Mengerutkan dahi sekian detik, menatapnya dengan mata sedikit dipicingkan, lalu mengalihkan pandangan pada botol-botol minuman yang mengoda saliva.

Kuambil wine merah yang telah dipesan wanita -wanita stress ini. Menuangkannya, lantas meneguk tiap gelasnya hingga tandas.

Di sisa kesadaran tubuhku bergerak, meliuk, mengikuti irama musik yang menghentak keras.

"Lihat, Sel. Kejutan untukmu sudah datang," ucap Wita di sela alunan musik yang berisik.

Belum sempat memalingkan wajah ke arah orang yang ditunjuk Wita. Tiba-tiba suara yang kurindukkan sebulan ini menyapu telinga.

"Hai, Sayang ...." Rangkulan melingkar di pinggang rampingku bersamaan dengan sebuah kecupan, membuat diri ini terlonjak, kaget campur geli.

"Bram ...?"

Kesadaran masih menguasai, meski minuman haram telah diteguk berkali-kali. Mudah sekali mengenali pria tampan itu. Dari aroma parfum yang digunakan, serta suara khas beratnya, dia yang pernah berbagi suka juga duka.

"Nakal," Kucubit pinggang pemuda bertubuh atletis itu. Menjatuhkan diri dengan manja ke dekapan dada bidangnya.

"Makin cantik saja," Aksi gombalan pun mulai dilayangkan Bram.

Tangannya membelai rambut panjangku yang tergerai.

Bram menuntunku untuk keluar dari area tarian. Mengambil tempat berdua, menjauh dari teman-teman wanita lainnya.

"Aku masih mencintaimu, Arsela ..., tak peduli kau milik siapa? Yang kuinginkan hanya kau, Sayang," bisik Bram di telingaku. Kecupan-kecupanya menyapu wajah ini.

Derai tawa lepas dari bibirku seraya bergidig geli. Rayuan Bram mampu membawa angan melayang, hanyut dalam sentuhan-sentuhan erotisnya.

Seakan beban yang kubawa dari rumah lenyap entah ke mana. Aku bahagia dengan sikapnya yang mampu memanjakan diri ini.

Menikmati malam dengan sentuhan kasih pria yang masih bertahta penuh di hati. Mereguk indahnya dunia dalam buaian asmara. Mencari kebahagiaan yang tak kudapati bersama Roger.

Malam pun mengakhiri tugasnya. Aku terbangun di sisi pria yang tengah tenggelam dalam ketenangan setelah mereguk kenikmatan bersamaku. Beringsut, mengulurkan tangan hendak meraih pakaian yang berserakan di lantai. Namun, tangan kekar berkulit putih berbulu itu lebih cepat dari gerakanku hingga tubuh ini kembali terhempas di sampingnya.

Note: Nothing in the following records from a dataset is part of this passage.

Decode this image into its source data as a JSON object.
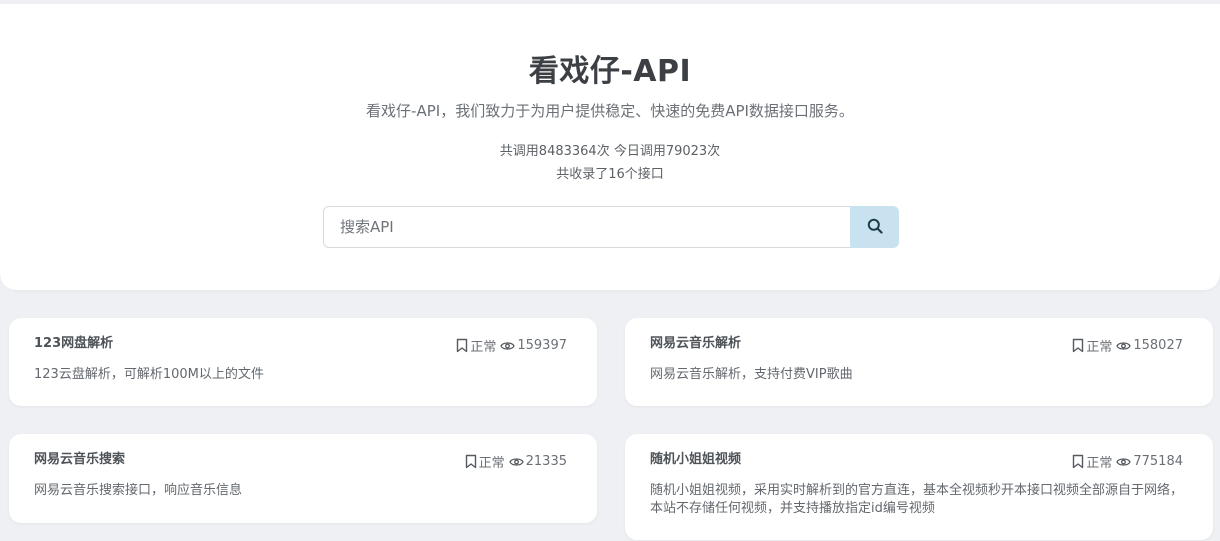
{
  "header": {
    "title": "看戏仔-API",
    "description": "看戏仔-API，我们致力于为用户提供稳定、快速的免费API数据接口服务。",
    "stats_line": "共调用8483364次 今日调用79023次",
    "count_line": "共收录了16个接口"
  },
  "search": {
    "placeholder": "搜索API",
    "button_icon": "search-icon"
  },
  "apis": [
    {
      "title": "123网盘解析",
      "status": "正常",
      "views": "159397",
      "description": "123云盘解析，可解析100M以上的文件"
    },
    {
      "title": "网易云音乐解析",
      "status": "正常",
      "views": "158027",
      "description": "网易云音乐解析，支持付费VIP歌曲"
    },
    {
      "title": "网易云音乐搜索",
      "status": "正常",
      "views": "21335",
      "description": "网易云音乐搜索接口，响应音乐信息"
    },
    {
      "title": "随机小姐姐视频",
      "status": "正常",
      "views": "775184",
      "description": "随机小姐姐视频，采用实时解析到的官方直连，基本全视频秒开本接口视频全部源自于网络，本站不存储任何视频，并支持播放指定id编号视频"
    }
  ],
  "icons": {
    "status": "bookmark-icon",
    "views": "eye-icon"
  },
  "colors": {
    "search_button_bg": "#c8e2f0",
    "page_bg": "#eef0f4"
  }
}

"Sudah cukup, Bram. Aku harus kembali," ucapku berusaha melepaskan kungkungannya.

"Aku mau sekali lagi," ucapnya sambil mengerlingkan mata. Membenamkan kembali wajahnya di leherku. Lelaki itu kembali melakukan aksi nakalnya. Dia tertawa, melihatku berusaha menghalau, tetapi kemudian meladeni.